SOZIALPROJEKTE Immer mehr Menschen in Deutschland können sich immer weniger leisten. Sie sind auf Hilfe angewiesen

06.08.2012
2023-08-30T12:17:35.7200Z
7 Min

Ich hätte mir nie träumen lassen, dass ich einmal so weit unten stehe und kilometerweit für ein paar Lebensmittel laufe." Die 82-Jährige wirkt jünger als sie ist, doch ihre großen Augen schauen tieftraurig. Ihren Nachnamen verrät sie zwar auf Nachfrage. "Aber meinen Namen nicht in die Zeitung, bitte", fügt sie mit erhobener Stimme hinzu, ihre Augen werden noch größer, ängstlicher. Ihr grauhaariger Tischnachbar verabschiedet sich, "auf eine Zigarette". Es bleibt noch Zeit - Zeit, bis die Lebensmittelausgabe beginnt.

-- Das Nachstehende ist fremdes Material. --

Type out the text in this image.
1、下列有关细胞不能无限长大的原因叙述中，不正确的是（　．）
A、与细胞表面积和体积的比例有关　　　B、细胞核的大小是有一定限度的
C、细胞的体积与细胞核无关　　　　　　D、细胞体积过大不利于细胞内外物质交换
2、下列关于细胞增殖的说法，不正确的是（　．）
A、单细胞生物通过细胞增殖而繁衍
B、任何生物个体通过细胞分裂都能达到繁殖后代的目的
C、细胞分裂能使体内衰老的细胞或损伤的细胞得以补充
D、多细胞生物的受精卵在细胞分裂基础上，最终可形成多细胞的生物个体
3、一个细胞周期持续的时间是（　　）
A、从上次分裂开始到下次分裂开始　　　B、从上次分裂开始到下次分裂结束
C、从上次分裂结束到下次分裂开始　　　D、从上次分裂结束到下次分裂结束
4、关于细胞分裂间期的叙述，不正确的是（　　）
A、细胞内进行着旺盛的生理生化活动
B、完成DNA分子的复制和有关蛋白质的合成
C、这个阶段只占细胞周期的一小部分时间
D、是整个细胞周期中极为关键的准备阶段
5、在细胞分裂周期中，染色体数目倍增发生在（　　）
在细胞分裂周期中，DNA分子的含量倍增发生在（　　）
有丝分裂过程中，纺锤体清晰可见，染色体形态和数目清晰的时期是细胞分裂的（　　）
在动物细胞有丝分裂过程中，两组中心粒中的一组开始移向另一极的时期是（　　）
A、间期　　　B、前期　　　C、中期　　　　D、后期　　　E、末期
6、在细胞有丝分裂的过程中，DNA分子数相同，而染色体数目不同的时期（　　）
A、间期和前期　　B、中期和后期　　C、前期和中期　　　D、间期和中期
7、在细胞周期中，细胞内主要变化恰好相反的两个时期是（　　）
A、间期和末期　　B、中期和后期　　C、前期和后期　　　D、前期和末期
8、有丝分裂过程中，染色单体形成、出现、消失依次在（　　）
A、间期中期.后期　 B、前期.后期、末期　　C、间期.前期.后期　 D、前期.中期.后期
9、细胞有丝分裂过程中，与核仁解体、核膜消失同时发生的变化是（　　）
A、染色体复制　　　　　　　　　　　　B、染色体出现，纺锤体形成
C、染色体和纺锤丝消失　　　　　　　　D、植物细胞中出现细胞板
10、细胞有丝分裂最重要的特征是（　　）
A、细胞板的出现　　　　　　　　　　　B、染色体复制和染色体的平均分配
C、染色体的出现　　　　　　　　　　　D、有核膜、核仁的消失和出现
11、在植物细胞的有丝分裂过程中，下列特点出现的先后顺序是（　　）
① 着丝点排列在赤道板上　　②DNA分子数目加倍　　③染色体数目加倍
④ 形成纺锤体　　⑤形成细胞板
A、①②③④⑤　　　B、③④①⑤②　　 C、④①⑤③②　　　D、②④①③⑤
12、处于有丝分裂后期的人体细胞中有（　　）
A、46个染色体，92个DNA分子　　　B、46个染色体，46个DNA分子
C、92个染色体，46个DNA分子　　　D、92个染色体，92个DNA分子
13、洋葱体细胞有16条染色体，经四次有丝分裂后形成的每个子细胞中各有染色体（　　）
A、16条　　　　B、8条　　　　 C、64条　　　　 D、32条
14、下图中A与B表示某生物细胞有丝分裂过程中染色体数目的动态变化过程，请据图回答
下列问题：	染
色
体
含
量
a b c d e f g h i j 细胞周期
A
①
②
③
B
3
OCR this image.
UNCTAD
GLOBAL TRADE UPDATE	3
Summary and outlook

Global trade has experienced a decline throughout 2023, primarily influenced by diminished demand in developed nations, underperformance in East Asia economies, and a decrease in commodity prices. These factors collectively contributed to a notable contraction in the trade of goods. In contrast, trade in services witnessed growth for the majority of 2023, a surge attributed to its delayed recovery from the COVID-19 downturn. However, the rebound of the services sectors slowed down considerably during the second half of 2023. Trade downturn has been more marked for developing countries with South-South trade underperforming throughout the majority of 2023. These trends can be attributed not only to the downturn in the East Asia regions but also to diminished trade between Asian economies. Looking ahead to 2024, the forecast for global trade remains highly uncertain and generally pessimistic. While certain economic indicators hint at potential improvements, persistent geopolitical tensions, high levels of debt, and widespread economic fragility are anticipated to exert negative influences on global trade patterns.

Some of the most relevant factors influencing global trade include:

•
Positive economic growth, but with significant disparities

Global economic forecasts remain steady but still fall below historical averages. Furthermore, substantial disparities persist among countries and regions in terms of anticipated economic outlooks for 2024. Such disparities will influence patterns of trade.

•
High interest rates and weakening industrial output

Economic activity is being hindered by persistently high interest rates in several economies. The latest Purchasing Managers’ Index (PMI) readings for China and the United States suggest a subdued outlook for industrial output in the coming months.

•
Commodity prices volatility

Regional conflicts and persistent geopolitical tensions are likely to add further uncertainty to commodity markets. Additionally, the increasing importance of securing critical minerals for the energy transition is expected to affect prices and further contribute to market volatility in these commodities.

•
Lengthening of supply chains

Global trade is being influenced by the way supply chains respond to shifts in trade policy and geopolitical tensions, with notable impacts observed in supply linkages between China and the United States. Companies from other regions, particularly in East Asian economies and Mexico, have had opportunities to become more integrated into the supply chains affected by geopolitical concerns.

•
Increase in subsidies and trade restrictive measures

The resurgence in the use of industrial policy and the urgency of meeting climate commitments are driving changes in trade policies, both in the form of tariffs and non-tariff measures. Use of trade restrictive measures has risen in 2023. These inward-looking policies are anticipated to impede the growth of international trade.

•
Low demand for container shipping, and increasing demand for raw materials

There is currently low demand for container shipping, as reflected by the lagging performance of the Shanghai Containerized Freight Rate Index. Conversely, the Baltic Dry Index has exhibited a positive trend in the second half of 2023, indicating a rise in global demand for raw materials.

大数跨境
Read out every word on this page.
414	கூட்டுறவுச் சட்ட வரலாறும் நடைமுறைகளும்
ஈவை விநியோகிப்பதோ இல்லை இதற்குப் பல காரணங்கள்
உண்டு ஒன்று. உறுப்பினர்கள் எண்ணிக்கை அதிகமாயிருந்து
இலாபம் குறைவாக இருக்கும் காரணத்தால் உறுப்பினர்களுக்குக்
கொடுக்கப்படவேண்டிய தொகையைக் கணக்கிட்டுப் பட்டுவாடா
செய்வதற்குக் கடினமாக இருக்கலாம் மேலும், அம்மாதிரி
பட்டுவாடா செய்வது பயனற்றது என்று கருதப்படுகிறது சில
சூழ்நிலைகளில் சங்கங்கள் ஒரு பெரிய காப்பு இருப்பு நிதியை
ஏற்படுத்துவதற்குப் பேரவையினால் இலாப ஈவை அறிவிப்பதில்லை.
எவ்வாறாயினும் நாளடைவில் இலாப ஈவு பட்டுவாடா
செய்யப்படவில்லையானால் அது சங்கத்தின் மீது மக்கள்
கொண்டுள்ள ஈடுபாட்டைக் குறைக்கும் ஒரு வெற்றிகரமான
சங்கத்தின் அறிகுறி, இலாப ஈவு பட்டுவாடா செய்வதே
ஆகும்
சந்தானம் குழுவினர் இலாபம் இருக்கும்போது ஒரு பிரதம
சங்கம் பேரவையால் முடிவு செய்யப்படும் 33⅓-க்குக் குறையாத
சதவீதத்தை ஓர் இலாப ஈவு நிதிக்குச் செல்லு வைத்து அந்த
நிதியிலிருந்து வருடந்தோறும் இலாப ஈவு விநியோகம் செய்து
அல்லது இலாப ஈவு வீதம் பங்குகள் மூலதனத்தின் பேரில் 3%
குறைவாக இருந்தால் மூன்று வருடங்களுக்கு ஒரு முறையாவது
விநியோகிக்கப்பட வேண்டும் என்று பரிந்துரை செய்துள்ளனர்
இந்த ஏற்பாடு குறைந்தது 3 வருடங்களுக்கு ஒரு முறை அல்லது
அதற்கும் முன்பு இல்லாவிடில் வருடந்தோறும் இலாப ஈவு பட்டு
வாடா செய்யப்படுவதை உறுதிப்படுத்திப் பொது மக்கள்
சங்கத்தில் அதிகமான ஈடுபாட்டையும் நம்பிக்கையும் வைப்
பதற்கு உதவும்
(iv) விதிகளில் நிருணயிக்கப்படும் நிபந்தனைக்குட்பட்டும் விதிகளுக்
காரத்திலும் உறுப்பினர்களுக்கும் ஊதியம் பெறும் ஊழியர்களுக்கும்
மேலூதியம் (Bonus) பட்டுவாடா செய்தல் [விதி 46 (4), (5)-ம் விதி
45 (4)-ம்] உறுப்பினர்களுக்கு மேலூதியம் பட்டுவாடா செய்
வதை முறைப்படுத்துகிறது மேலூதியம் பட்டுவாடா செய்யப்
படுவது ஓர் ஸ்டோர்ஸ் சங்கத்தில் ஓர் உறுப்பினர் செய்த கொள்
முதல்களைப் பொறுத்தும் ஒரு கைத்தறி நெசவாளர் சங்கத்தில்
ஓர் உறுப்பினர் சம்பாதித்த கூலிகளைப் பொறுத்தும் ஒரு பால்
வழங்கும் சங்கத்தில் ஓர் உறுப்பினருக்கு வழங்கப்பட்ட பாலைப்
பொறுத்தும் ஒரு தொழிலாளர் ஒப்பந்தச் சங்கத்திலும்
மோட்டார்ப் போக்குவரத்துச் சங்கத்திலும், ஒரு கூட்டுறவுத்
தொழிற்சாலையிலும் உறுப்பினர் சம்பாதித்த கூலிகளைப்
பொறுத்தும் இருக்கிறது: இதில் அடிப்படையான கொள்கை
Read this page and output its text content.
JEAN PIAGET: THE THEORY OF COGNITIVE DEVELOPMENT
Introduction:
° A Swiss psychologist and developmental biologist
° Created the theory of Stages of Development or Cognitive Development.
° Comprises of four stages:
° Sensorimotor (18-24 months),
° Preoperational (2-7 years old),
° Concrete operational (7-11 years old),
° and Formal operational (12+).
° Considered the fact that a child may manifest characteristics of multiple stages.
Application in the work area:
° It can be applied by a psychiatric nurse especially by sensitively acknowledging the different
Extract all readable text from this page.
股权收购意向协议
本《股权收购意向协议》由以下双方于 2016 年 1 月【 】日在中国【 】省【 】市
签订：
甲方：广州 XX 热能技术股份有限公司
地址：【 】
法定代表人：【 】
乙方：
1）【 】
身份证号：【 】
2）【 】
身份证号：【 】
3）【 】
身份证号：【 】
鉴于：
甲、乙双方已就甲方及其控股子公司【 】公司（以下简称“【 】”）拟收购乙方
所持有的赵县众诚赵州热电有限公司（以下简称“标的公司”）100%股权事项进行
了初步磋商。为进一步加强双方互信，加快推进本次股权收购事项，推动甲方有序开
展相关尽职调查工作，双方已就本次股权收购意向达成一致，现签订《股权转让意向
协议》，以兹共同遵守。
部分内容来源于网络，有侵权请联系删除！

Erst Frühstück, dann Lebensmittelausgabe: ein gewöhnlicher Mittwoch in der evangelischen Advent-Kirche im Berliner Ortsteil Pankow. 15 bis 17 Ehrenamtliche versorgen hier allwöchentlich 80 bis 100 Mitmenschen mit Grundnahrungsmitteln. Menschen, die trotz vermeintlicher Grundsicherung wie Sozialhilfe oder Hartz IV nicht immer genug zum Leben haben. Und das ist bei immer mehr Menschen der Fall, nicht nur in fernen Ländern. Die Armut scheint zurück zu sein in Deutschland.

Mitte des vergangenen Jahrhunderts waren der Krieg und seine Folgen, waren Zerstörung und Vertreibung Ursachen der sogenannten "absoluten Armut" - dem Leben am äußersten Rande der Existenz. Die Betroffenen litten unter schwerwiegenden Entbehrungen, mussten um ihr Überleben kämpfen. Die Armut im Deutschland der Gegenwart nennt sich "relative Armut": eine Unterversorgung an materiellen und immateriellen Gütern, von Statistikern ermittelt, gemessen am allgemeinen Lebensstandard. Dazu gehört auch die Beschränktheit der Lebenschancen einiger im Vergleich zu denen der Mehrheit. Arme Menschen hierzulande können in der Regel gerade noch ihre Grundbedürfnisse befriedigen, doch sie leiden an einer chronischen Mittellosigkeit und einem Mangel an Chancen.

Euphemismus

Die Politik nennt "Armut" nicht gern "Armut". Weitaus häufiger spricht sie über "Armutsgefährdung" - was nichts anderes ist als "relative" Armut, eben anders ausgedrückt. Das sind immerhin zwölf Millionen Menschen bundesweit, also 14,5 Prozent der Bevölkerung, jeder siebte Bürger, so das Ergebnis des Armutsberichts 2011 des Paritätischen Wohlfahrtsverbands.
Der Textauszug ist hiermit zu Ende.